David Caldwell was a candidate for the Jets' general manager position before he wound up taking the Jacksonville position and we might have found out part of the reason why the Jacksonville job was more appealing during his introductory press conference on Thursday.
Caldwell was asked about reports that Tim Tebow would make his way back to his hometown this offseason and left absolutely no debate about his feelings when he said that he saw no way that Tebow would be a Jaguar, even if he winds up being released by the Jets. Given owner Shad Khan's interest in acquiring Tebow before the fateful trade to the Jets, that suggests Caldwell wanted to go to a place where the owner wasn't putting preconditions on his employment.
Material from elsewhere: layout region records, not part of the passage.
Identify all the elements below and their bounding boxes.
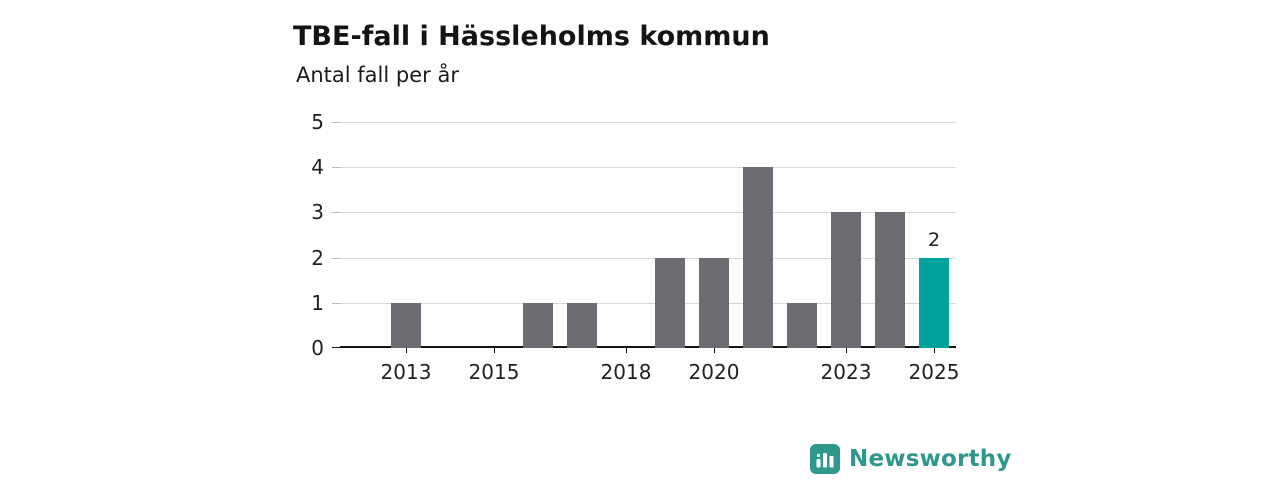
y-tick-label: 5 (311, 110, 324, 134)
chart-subtitle: Antal fall per år (296, 63, 459, 87)
y-tick-mark (332, 212, 340, 214)
plot-area: 0 1 2 3 4 5 2 2013 2015 2018 2020 2023 2025 (311, 110, 959, 384)
bar-2025 (919, 257, 949, 348)
gridline (340, 302, 956, 304)
x-tick-label: 2013 (380, 360, 432, 384)
y-tick-mark (332, 122, 340, 123)
gridline (340, 257, 956, 259)
y-tick-mark (332, 302, 340, 304)
bar-2017 (567, 302, 597, 348)
y-tick-label: 0 (311, 336, 324, 360)
x-tick-mark (626, 348, 627, 353)
x-axis-line (340, 346, 956, 348)
x-tick-label: 2015 (468, 360, 520, 384)
bar-value-label: 2 (927, 228, 941, 251)
bar-2013 (391, 302, 421, 348)
chart-title: TBE-fall i Hässleholms kommun (293, 21, 770, 53)
x-tick-mark (846, 348, 847, 353)
x-tick-mark (494, 348, 495, 353)
y-tick-mark (332, 167, 340, 169)
y-tick-label: 4 (311, 155, 324, 180)
x-tick-mark (934, 348, 935, 353)
bar-2020 (699, 257, 729, 348)
bar-2023 (831, 212, 861, 348)
x-tick-label: 2023 (820, 360, 872, 384)
x-tick-label: 2020 (688, 360, 740, 384)
bar-2016 (523, 302, 553, 348)
y-tick-label: 2 (311, 245, 324, 270)
y-tick-mark (332, 257, 340, 259)
bar-2019 (655, 257, 685, 348)
y-tick-label: 1 (311, 290, 324, 315)
gridline (340, 167, 956, 169)
x-tick-label: 2018 (600, 360, 652, 384)
gridline (340, 122, 956, 123)
bar-2021 (743, 167, 773, 348)
brand-footer[interactable]: Newsworthy (810, 444, 1012, 474)
newsworthy-bar-chart-logo-icon (810, 444, 840, 474)
y-tick-label: 3 (311, 200, 324, 225)
bar-2022 (787, 302, 817, 348)
x-tick-label: 2025 (908, 360, 960, 384)
brand-name: Newsworthy (849, 446, 1012, 472)
bar-2024 (875, 212, 905, 348)
y-tick-mark (332, 347, 340, 348)
x-tick-mark (714, 348, 715, 353)
gridline (340, 212, 956, 214)
x-tick-mark (406, 348, 407, 353)
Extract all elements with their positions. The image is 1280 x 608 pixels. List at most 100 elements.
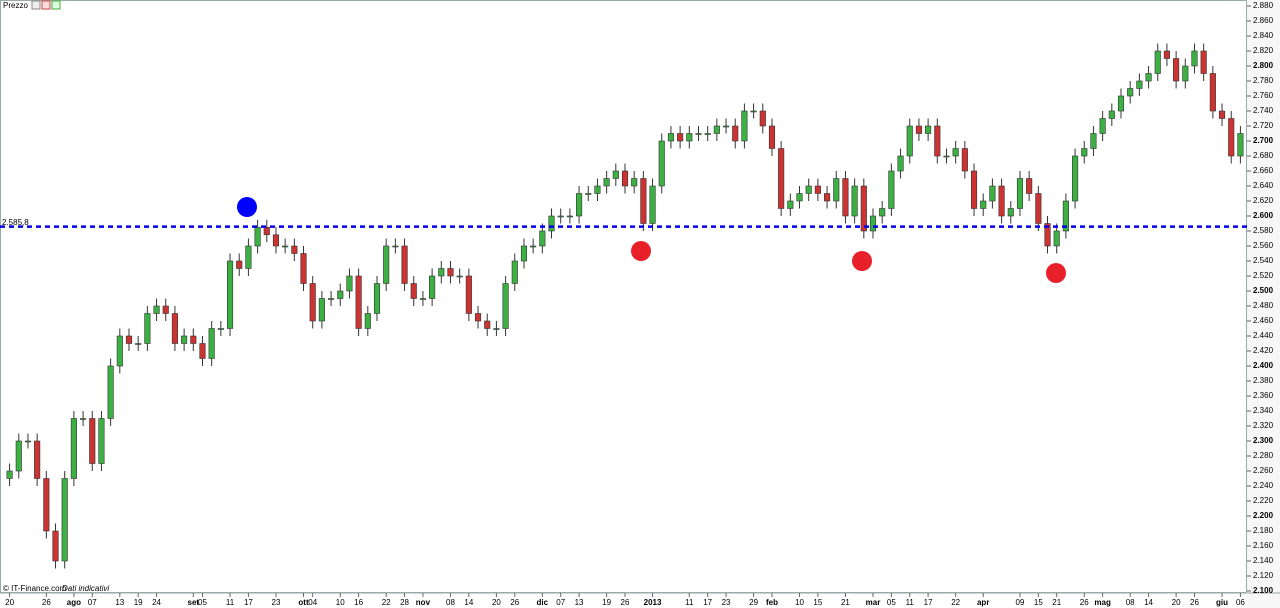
candle-body bbox=[1145, 73, 1152, 82]
candle-body bbox=[429, 275, 436, 299]
y-tick-label: 2.520 bbox=[1253, 271, 1274, 280]
x-tick-label: 26 bbox=[1190, 598, 1199, 607]
x-tick-label: 17 bbox=[924, 598, 933, 607]
x-tick-label: 14 bbox=[464, 598, 473, 607]
candle-body bbox=[677, 133, 684, 142]
y-tick-label: 2.340 bbox=[1253, 406, 1274, 415]
candle-body bbox=[943, 155, 950, 158]
candle-body bbox=[484, 320, 491, 329]
candle-body bbox=[144, 313, 151, 344]
candle-body bbox=[373, 283, 381, 314]
marker-high bbox=[237, 197, 257, 217]
candle-body bbox=[814, 185, 821, 194]
candle-body bbox=[1035, 193, 1042, 224]
x-tick-label: 09 bbox=[1016, 598, 1025, 607]
x-tick-label: mar bbox=[866, 598, 881, 607]
x-tick-label: 05 bbox=[198, 598, 207, 607]
candle-body bbox=[474, 313, 482, 322]
candle-body bbox=[181, 335, 188, 344]
candle-body bbox=[1016, 178, 1024, 209]
tool-icon[interactable] bbox=[41, 0, 51, 10]
x-tick-label: 16 bbox=[354, 598, 363, 607]
candle-body bbox=[695, 133, 702, 135]
candle-body bbox=[961, 148, 968, 172]
x-tick-label: 10 bbox=[795, 598, 804, 607]
candle-body bbox=[309, 283, 316, 322]
candle-body bbox=[925, 125, 932, 134]
candle-body bbox=[410, 283, 417, 299]
candle-body bbox=[851, 185, 858, 217]
candle-body bbox=[1127, 88, 1134, 97]
candle-body bbox=[970, 170, 978, 209]
candle-body bbox=[897, 155, 904, 172]
y-tick-label: 2.220 bbox=[1253, 496, 1274, 505]
y-tick-label: 2.880 bbox=[1253, 1, 1274, 10]
candle-body bbox=[1191, 50, 1198, 67]
candle-body bbox=[1090, 133, 1097, 149]
candle-body bbox=[1044, 223, 1051, 247]
candle-body bbox=[1081, 148, 1088, 157]
x-tick-label: 23 bbox=[272, 598, 281, 607]
candle-body bbox=[328, 298, 335, 300]
y-tick-label: 2.240 bbox=[1253, 481, 1274, 490]
candle-body bbox=[686, 133, 693, 142]
candle-body bbox=[1108, 110, 1115, 119]
candle-body bbox=[833, 178, 840, 202]
x-tick-label: set bbox=[188, 598, 200, 607]
candle-body bbox=[291, 245, 298, 254]
y-tick-label: 2.660 bbox=[1253, 166, 1274, 175]
y-tick-label: 2.800 bbox=[1253, 61, 1274, 70]
candle-body bbox=[998, 185, 1005, 217]
x-tick-label: mag bbox=[1094, 598, 1111, 607]
y-tick-label: 2.860 bbox=[1253, 16, 1274, 25]
y-tick-label: 2.420 bbox=[1253, 346, 1274, 355]
y-tick-label: 2.620 bbox=[1253, 196, 1274, 205]
x-tick-label: 07 bbox=[556, 598, 565, 607]
candle-body bbox=[236, 260, 243, 269]
x-tick-label: 13 bbox=[575, 598, 584, 607]
y-tick-label: 2.380 bbox=[1253, 376, 1274, 385]
x-tick-label: ago bbox=[67, 598, 81, 607]
x-tick-label: 21 bbox=[841, 598, 850, 607]
candle-body bbox=[796, 193, 803, 202]
y-tick-label: 2.740 bbox=[1253, 106, 1274, 115]
candle-body bbox=[842, 178, 849, 217]
tool-icon[interactable] bbox=[31, 0, 41, 10]
y-tick-label: 2.840 bbox=[1253, 31, 1274, 40]
candle-body bbox=[24, 440, 32, 443]
candle-body bbox=[438, 268, 445, 277]
candle-body bbox=[1062, 200, 1069, 232]
candle-body bbox=[125, 335, 133, 344]
x-tick-label: 15 bbox=[813, 598, 822, 607]
candle-body bbox=[989, 185, 996, 202]
x-tick-label: dic bbox=[537, 598, 549, 607]
candle-body bbox=[493, 328, 500, 330]
y-tick-label: 2.140 bbox=[1253, 556, 1274, 565]
x-tick-label: 20 bbox=[1172, 598, 1181, 607]
candle-body bbox=[980, 200, 987, 209]
candle-body bbox=[502, 283, 509, 329]
candle-body bbox=[1072, 155, 1079, 202]
candle-body bbox=[107, 365, 114, 419]
x-tick-label: apr bbox=[977, 598, 989, 607]
candle-body bbox=[759, 110, 766, 127]
candle-body bbox=[282, 245, 289, 248]
candle-body bbox=[879, 208, 886, 217]
y-tick-label: 2.200 bbox=[1253, 511, 1274, 520]
x-tick-label: 22 bbox=[951, 598, 960, 607]
candle-body bbox=[732, 125, 739, 142]
candle-body bbox=[520, 245, 528, 262]
candle-body bbox=[915, 125, 922, 134]
y-tick-label: 2.280 bbox=[1253, 451, 1274, 460]
candle-body bbox=[585, 193, 592, 195]
tool-icon[interactable] bbox=[51, 0, 61, 10]
y-tick-label: 2.320 bbox=[1253, 421, 1274, 430]
candle-body bbox=[272, 234, 280, 247]
candle-body bbox=[419, 298, 426, 300]
candle-body bbox=[667, 133, 674, 142]
candle-body bbox=[318, 298, 325, 322]
candle-body bbox=[456, 275, 463, 278]
y-tick-label: 2.160 bbox=[1253, 541, 1274, 550]
candle-body bbox=[539, 230, 546, 247]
Caldwell also fired coach Mike Mularkey, something he wouldn't have been able to do in New York thanks to Woody Johnson's insistence that Rex Ryan remain the team's coach through the 2013 season. That's pretty much the situation we discussed on Thursday when it came to the Jets' expanding list of G.M. candidates and the difficulties involved with hiring someone to run a football team without actually having the power to do what they want.
The comments about Tebow also rung a bit strange because there hasn't been an honest answer from the Jets involving Tebow during his entire time with the team. That leads us back to the owner making decisions about personnel that are normally left to general managers, something that winds up making the team look dysfunctional because their words and actions have about as much to do with each other as ice cream and nuclear weapons.
Don't just take my word for it. Listen to Mike Westhoff, who retired as the team's special teams coach at the end of the regular season and is thus free to reveal that all the talk about using Tebow on offense was never more than just talk.
"I don't think anyone's ever really answered that question," Westhoff said. "Why didn’t we do it? I honestly don't know. I know we didn't practice it. We didn't practice it in training camp. We were gonna unveil it. Well, I'm still waiting for the unveiling."
A while back, we suggested that Tebow only mattered as symbol of everything wrong with the Jets organization. When one of the team's key coaches is saying that Tebow was never anything more than a distraction and another G.M. breaks out of the vague nothingness of the usual press conference to make it clear he wants nothing to do with Tebow, it seems pretty clear that it was the correct take.